In 1942 he passed the entrance exam to the City of London School and then another move, this time to Marlborough College where the two schools operated in tandem during the war.
Being an alumnus of the City of London School and the descendant of a Lord Mayor enabled Trevor to become a Freeman of the City of London and a member of the Barber Surgeons’ Livery Company – two associations he much enjoyed.
In 1944 the family were able to move back to Sidcup – only to find that a bomb had demolished the other half of their semi-detached house, which at least gave the family a bigger garden.
Frequent bombing and the V1 and V2 raids meant many nights in the air-raid shelter. Despite all the disruption he did well at school leaving as house captain and prefect. Trevor was confirmed in the crypt of St Paul’s Cathedral and remained a committed Christian.
In the autumn of 1950 Trevor began his medical training, first at King’s College in the Strand and then at King’s College Hospital in Camberwell. It was here he met his wife Anne Dudley-Smith a member of the nursing staff.
They were married in 1955 shortly before Trevor’s qualification. He was awarded the Todd prize for Clinical Medicine and was appointed Casualty Officer and Dermatology House Physician at King’s.
National Service saw him promoted to Captain in the Royal Army Medical Corps. Having served his two years Trevor returned to civilian medical practice and was appointed to the department of Obstetrics & Gynaecology at the Mayday Hospital (Thornton Heath).
He then moved to be a trainee in general practice first in Camberley and then in Crawley. Trevor and Anne had two children, Sara, Nicholas during this training. Their youngest child Catherine was born at Savernake after their move to Wiltshire.

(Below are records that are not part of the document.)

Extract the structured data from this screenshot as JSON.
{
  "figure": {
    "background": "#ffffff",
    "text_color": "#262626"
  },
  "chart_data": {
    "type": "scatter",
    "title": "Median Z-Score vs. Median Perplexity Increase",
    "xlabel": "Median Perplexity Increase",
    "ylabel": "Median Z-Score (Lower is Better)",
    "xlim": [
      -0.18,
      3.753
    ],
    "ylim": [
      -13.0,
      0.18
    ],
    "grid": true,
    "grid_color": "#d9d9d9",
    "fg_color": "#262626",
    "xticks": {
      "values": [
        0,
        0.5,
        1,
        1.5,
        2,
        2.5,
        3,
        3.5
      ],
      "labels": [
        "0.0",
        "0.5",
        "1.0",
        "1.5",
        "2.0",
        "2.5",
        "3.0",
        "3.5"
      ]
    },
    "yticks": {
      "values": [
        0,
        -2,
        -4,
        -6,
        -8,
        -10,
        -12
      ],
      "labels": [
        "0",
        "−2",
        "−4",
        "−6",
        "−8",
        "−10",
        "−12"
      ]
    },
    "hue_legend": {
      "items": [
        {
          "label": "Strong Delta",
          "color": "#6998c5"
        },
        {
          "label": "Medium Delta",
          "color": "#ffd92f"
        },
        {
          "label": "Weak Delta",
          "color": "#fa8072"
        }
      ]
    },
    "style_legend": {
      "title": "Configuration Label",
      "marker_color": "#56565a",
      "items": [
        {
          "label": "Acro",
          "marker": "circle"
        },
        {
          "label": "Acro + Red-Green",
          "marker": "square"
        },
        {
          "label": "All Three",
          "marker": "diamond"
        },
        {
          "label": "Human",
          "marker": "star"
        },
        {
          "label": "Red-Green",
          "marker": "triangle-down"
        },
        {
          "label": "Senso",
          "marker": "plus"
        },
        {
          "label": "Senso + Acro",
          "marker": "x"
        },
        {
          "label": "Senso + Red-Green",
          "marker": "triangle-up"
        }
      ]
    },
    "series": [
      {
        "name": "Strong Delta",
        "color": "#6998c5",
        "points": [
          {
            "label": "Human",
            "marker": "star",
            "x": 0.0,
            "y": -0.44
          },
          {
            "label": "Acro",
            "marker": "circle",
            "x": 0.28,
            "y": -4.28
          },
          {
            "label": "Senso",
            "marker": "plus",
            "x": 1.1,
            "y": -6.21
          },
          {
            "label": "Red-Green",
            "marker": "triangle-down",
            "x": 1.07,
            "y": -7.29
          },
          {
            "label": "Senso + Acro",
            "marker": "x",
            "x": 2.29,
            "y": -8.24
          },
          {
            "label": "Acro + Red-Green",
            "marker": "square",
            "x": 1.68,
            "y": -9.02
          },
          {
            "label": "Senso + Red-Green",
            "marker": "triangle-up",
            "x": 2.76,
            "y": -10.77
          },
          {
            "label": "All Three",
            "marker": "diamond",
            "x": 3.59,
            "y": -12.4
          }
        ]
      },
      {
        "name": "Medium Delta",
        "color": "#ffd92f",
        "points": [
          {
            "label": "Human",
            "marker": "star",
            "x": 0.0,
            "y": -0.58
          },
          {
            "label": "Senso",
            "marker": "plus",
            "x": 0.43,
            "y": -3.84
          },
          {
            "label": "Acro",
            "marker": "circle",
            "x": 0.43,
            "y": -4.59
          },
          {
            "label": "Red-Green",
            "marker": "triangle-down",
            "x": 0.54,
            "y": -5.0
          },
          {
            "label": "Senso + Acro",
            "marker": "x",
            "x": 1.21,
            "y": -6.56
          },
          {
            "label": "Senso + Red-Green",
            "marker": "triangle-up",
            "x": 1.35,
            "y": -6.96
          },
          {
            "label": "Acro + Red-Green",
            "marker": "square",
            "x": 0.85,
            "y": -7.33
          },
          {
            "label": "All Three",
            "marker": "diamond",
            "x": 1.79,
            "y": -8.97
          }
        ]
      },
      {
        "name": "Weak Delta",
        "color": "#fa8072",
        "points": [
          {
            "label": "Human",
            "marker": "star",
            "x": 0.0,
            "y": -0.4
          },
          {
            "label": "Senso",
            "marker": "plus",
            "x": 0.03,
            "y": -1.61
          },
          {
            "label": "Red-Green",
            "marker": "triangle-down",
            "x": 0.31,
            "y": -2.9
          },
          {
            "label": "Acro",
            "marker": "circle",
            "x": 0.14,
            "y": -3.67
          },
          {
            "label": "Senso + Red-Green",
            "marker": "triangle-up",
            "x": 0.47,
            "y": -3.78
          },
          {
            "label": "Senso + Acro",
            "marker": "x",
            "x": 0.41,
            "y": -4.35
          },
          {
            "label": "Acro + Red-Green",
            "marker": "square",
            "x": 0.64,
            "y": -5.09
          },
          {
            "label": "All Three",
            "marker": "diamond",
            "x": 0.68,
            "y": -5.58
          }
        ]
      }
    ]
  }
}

In 1961 Trevor joined Dr W T Mills as an assistant with a view to partnership in the practice in Ramsbury. He became a full partner and he and Dr Mills joined forces with the Drs Morrison in Lambourn.
The building of the M4 made running a large rural practice difficult so an amicable separation followed. The population of Ramsbury and environs was increasing and Dr Colin James joined the team.

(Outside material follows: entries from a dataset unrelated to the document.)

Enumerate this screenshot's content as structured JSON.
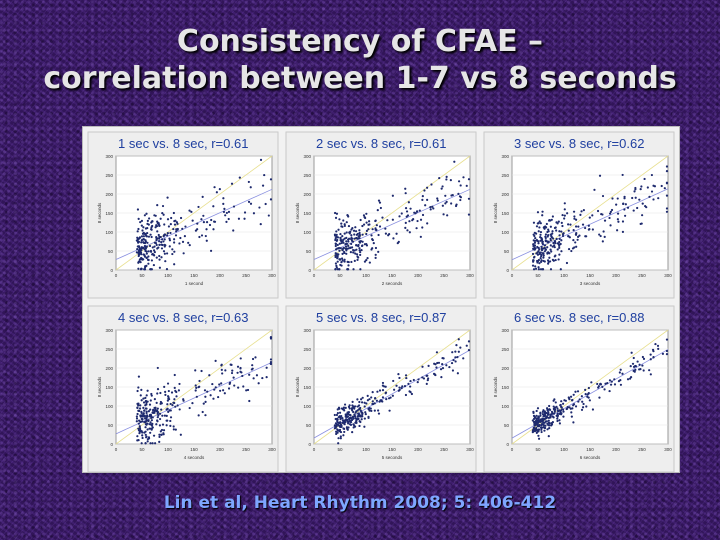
{
  "title_line1": "Consistency of CFAE –",
  "title_line2": "correlation between 1-7 vs 8 seconds",
  "citation": "Lin et al, Heart Rhythm 2008; 5: 406-412",
  "colors": {
    "points": "#1e2a6e",
    "fit_line": "#8a90e0",
    "identity_line": "#e8e090",
    "plot_bg": "#ffffff",
    "frame_bg": "#eeeeee",
    "title_text": "#2040a0"
  },
  "chart_data": [
    {
      "type": "scatter",
      "title": "1 sec vs. 8 sec, r=0.61",
      "xlabel": "1 second",
      "ylabel": "8 seconds",
      "xlim": [
        0,
        300
      ],
      "ylim": [
        0,
        300
      ],
      "xticks": [
        0,
        50,
        100,
        150,
        200,
        250,
        300
      ],
      "yticks": [
        0,
        50,
        100,
        150,
        200,
        250,
        300
      ],
      "r": 0.61,
      "n_points": 300
    },
    {
      "type": "scatter",
      "title": "2 sec vs. 8 sec, r=0.61",
      "xlabel": "2 seconds",
      "ylabel": "8 seconds",
      "xlim": [
        0,
        300
      ],
      "ylim": [
        0,
        300
      ],
      "xticks": [
        0,
        50,
        100,
        150,
        200,
        250,
        300
      ],
      "yticks": [
        0,
        50,
        100,
        150,
        200,
        250,
        300
      ],
      "r": 0.61,
      "n_points": 300
    },
    {
      "type": "scatter",
      "title": "3 sec vs. 8 sec, r=0.62",
      "xlabel": "3 seconds",
      "ylabel": "8 seconds",
      "xlim": [
        0,
        300
      ],
      "ylim": [
        0,
        300
      ],
      "xticks": [
        0,
        50,
        100,
        150,
        200,
        250,
        300
      ],
      "yticks": [
        0,
        50,
        100,
        150,
        200,
        250,
        300
      ],
      "r": 0.62,
      "n_points": 300
    },
    {
      "type": "scatter",
      "title": "4 sec vs. 8 sec, r=0.63",
      "xlabel": "4 seconds",
      "ylabel": "8 seconds",
      "xlim": [
        0,
        300
      ],
      "ylim": [
        0,
        300
      ],
      "xticks": [
        0,
        50,
        100,
        150,
        200,
        250,
        300
      ],
      "yticks": [
        0,
        50,
        100,
        150,
        200,
        250,
        300
      ],
      "r": 0.63,
      "n_points": 300
    },
    {
      "type": "scatter",
      "title": "5 sec vs. 8 sec, r=0.87",
      "xlabel": "5 seconds",
      "ylabel": "8 seconds",
      "xlim": [
        0,
        300
      ],
      "ylim": [
        0,
        300
      ],
      "xticks": [
        0,
        50,
        100,
        150,
        200,
        250,
        300
      ],
      "yticks": [
        0,
        50,
        100,
        150,
        200,
        250,
        300
      ],
      "r": 0.87,
      "n_points": 300
    },
    {
      "type": "scatter",
      "title": "6 sec vs. 8 sec, r=0.88",
      "xlabel": "6 seconds",
      "ylabel": "8 seconds",
      "xlim": [
        0,
        300
      ],
      "ylim": [
        0,
        300
      ],
      "xticks": [
        0,
        50,
        100,
        150,
        200,
        250,
        300
      ],
      "yticks": [
        0,
        50,
        100,
        150,
        200,
        250,
        300
      ],
      "r": 0.88,
      "n_points": 300
    }
  ]
}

At this time general practice was being recognised as a specialism within medicine and Trevor enthusiastically took on the role of trainer as well as assisting Dr Tim Maurice (Dr Nick Maurice’s father) running the obstetric department at Savernake Hospital.
In 1974 Dr Mills retired and Trevor became senior partner with Dr James and Dr Michael Handford. By this time Trevor had helped 12 trainees discover the delights and pitfalls of general practice.
Beyond medicine Trevor enjoyed life in the country helping to re-establish the tradition of “Beating the Bounds” of the parish – 26 miles in the case of Ramsbury!
He and Anne spent many holidays exploring the lesser British Isles, which led to a number of talks to local social groups.
He was an early member of the Rotary Club in Marlborough and on retirement joined the Marlborough Probus Club.
He retired in 1991, much missed by his patients, devoting more time to his garden and his holiday home in Cornwall where he enjoyed walking the south coast path.
After his wife died in 2005, he enjoyed the companionship of an old family friend Mrs Libby Webb, who had been widowed some years. Together they travelled the globe on land and sea.
In 2012 they bought a house together in Aldbourne finally moving into Libby’s home at the other end of the village last autumn. It was here he died surrounded by his family on May 1.
A memorial service for Dr Trevor Tiplady is to be held at 2pm on Monday, May 15 in Holy Cross Church, Ramsbury.